Il résulte des procès-verbaux que, dans cinq des onze agences ayant fait l'objet de l'enquête, les tarifs à jour ne sont consultables ni sur le catalogue papier ni sous format électronique, que ce soit librement ou sur demande, ce qui est dommageable à l'information du public compte tenu de la fréquence de modification des tarifs :

- en ce qui concerne la spécialisation progressive des agences vers une clientèle résidentielle et la non-disponibilité des tarifs pour les entreprises dans ces agences : si France Télécom est libre de son organisation commerciale et marketing, cela ne l'exonère en rien des obligations réglementaires relevant de son cahier des charges ; ce dernier fixe une obligation de disponibilité des tarifs du service universel et des services obligatoires de France Télécom dans ses agences et points de contact avec les clients, indépendamment de leur spécialisation éventuelle vers tel ou tel segment de clientèle ; le fait que la clientèle des entreprises ne dispose plus (ou de moins en moins) de lieu d'accueil ouvert au public ne rend que plus nécessaire la libre consultation de tous les tarifs dans tous les points de vente de France Télécom ;

- sur l'inutilité et la difficulté de tenir un catalogue des prix à jour : la grande diversité des services de France Télécom et la fréquence de modification de leurs tarifs ne peut constituer une justification au non-respect de ses obligations réglementaires ; compte tenu des moyens humains et financiers de France Télécom, l'Autorité ne peut pas considérer hors de la portée de l'opérateur d'assurer une mise à disposition effective de tous les tarifs actualisés, dans toutes les agences, sous un format de son choix (imprimé ou électronique).

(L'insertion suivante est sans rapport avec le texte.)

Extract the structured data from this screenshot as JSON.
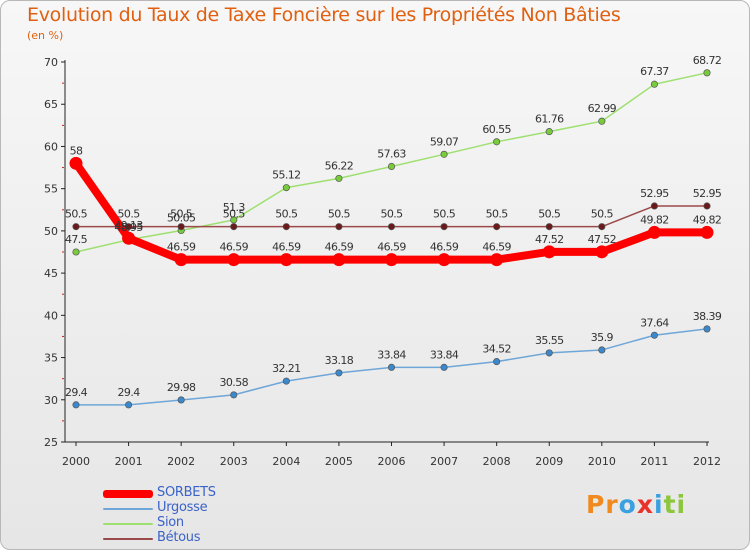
{
  "chart_data": {
    "type": "line",
    "title": "Evolution du Taux de Taxe Foncière sur les Propriétés Non Bâties",
    "ylabel": "(en %)",
    "xlabel": "",
    "ylim": [
      25,
      70
    ],
    "yticks": [
      25,
      30,
      35,
      40,
      45,
      50,
      55,
      60,
      65,
      70
    ],
    "grid": false,
    "categories": [
      "2000",
      "2001",
      "2002",
      "2003",
      "2004",
      "2005",
      "2006",
      "2007",
      "2008",
      "2009",
      "2010",
      "2011",
      "2012"
    ],
    "series": [
      {
        "name": "SORBETS",
        "color": "#ff0000",
        "marker": "#ff0000",
        "values": [
          58,
          49.13,
          46.59,
          46.59,
          46.59,
          46.59,
          46.59,
          46.59,
          46.59,
          47.52,
          47.52,
          49.82,
          49.82
        ],
        "labels": [
          "58",
          "49.13",
          "46.59",
          "46.59",
          "46.59",
          "46.59",
          "46.59",
          "46.59",
          "46.59",
          "47.52",
          "47.52",
          "49.82",
          "49.82"
        ]
      },
      {
        "name": "Urgosse",
        "color": "#6fa6d8",
        "marker": "#3b88cc",
        "values": [
          29.4,
          29.4,
          29.98,
          30.58,
          32.21,
          33.18,
          33.84,
          33.84,
          34.52,
          35.55,
          35.9,
          37.64,
          38.39
        ],
        "labels": [
          "29.4",
          "29.4",
          "29.98",
          "30.58",
          "32.21",
          "33.18",
          "33.84",
          "33.84",
          "34.52",
          "35.55",
          "35.9",
          "37.64",
          "38.39"
        ]
      },
      {
        "name": "Sion",
        "color": "#9ee070",
        "marker": "#78cc3c",
        "values": [
          47.5,
          48.95,
          50.05,
          51.3,
          55.12,
          56.22,
          57.63,
          59.07,
          60.55,
          61.76,
          62.99,
          67.37,
          68.72
        ],
        "labels": [
          "47.5",
          "48.95",
          "50.05",
          "51.3",
          "55.12",
          "56.22",
          "57.63",
          "59.07",
          "60.55",
          "61.76",
          "62.99",
          "67.37",
          "68.72"
        ]
      },
      {
        "name": "Bétous",
        "color": "#9a4a4a",
        "marker": "#6a1a1a",
        "values": [
          50.5,
          50.5,
          50.5,
          50.5,
          50.5,
          50.5,
          50.5,
          50.5,
          50.5,
          50.5,
          50.5,
          52.95,
          52.95
        ],
        "labels": [
          "50.5",
          "50.5",
          "50.5",
          "50.5",
          "50.5",
          "50.5",
          "50.5",
          "50.5",
          "50.5",
          "50.5",
          "50.5",
          "52.95",
          "52.95"
        ]
      }
    ]
  },
  "logo": {
    "text": "Proxiti",
    "letters": [
      "P",
      "r",
      "o",
      "x",
      "i",
      "t",
      "i"
    ],
    "colors": [
      "#f08a1e",
      "#f08a1e",
      "#3aa0e0",
      "#e8322a",
      "#3aa0e0",
      "#8cc63c",
      "#8cc63c"
    ]
  }
}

Au demeurant, en ce qui concerne les tarifs devant être publiés au titre du cahier des charges de France Télécom :

- l'ensemble du service téléphonique fourni et commercialisé par France Télécom relève du service universel, qu'il soit facturé au tarif de base ou sous la forme d'options tarifaires, lesquelles se présentent généralement comme une réduction en fonction du volume de communication des clients ; les dispositions du code des postes et télécommunications, et notamment les articles L. 35 et suivants, n'établissent aucune distinction entre des offres tarifaires de service téléphonique qui relèveraient du service universel et d'autres qui n'en relèveraient pas ; elles doivent donc toutes être publiées et librement consultables au titre de l'article 17.1 du cahier des charges de France Télécom ;

- l'ensemble de l'offre de liaisons louées de France Télécom relève des services obligatoires au sens de l'article L. 35-5 : les articles D. 369 et suivants du code soumettent à un même régime réglementaire toute offre de liaisons louées dès lors que France Télécom en a décidé la commercialisation ; ainsi tous les tarifs de liaisons louées doivent être publiés et librement consultables au titre de l'article 17.1 du cahier des charges de France Télécom.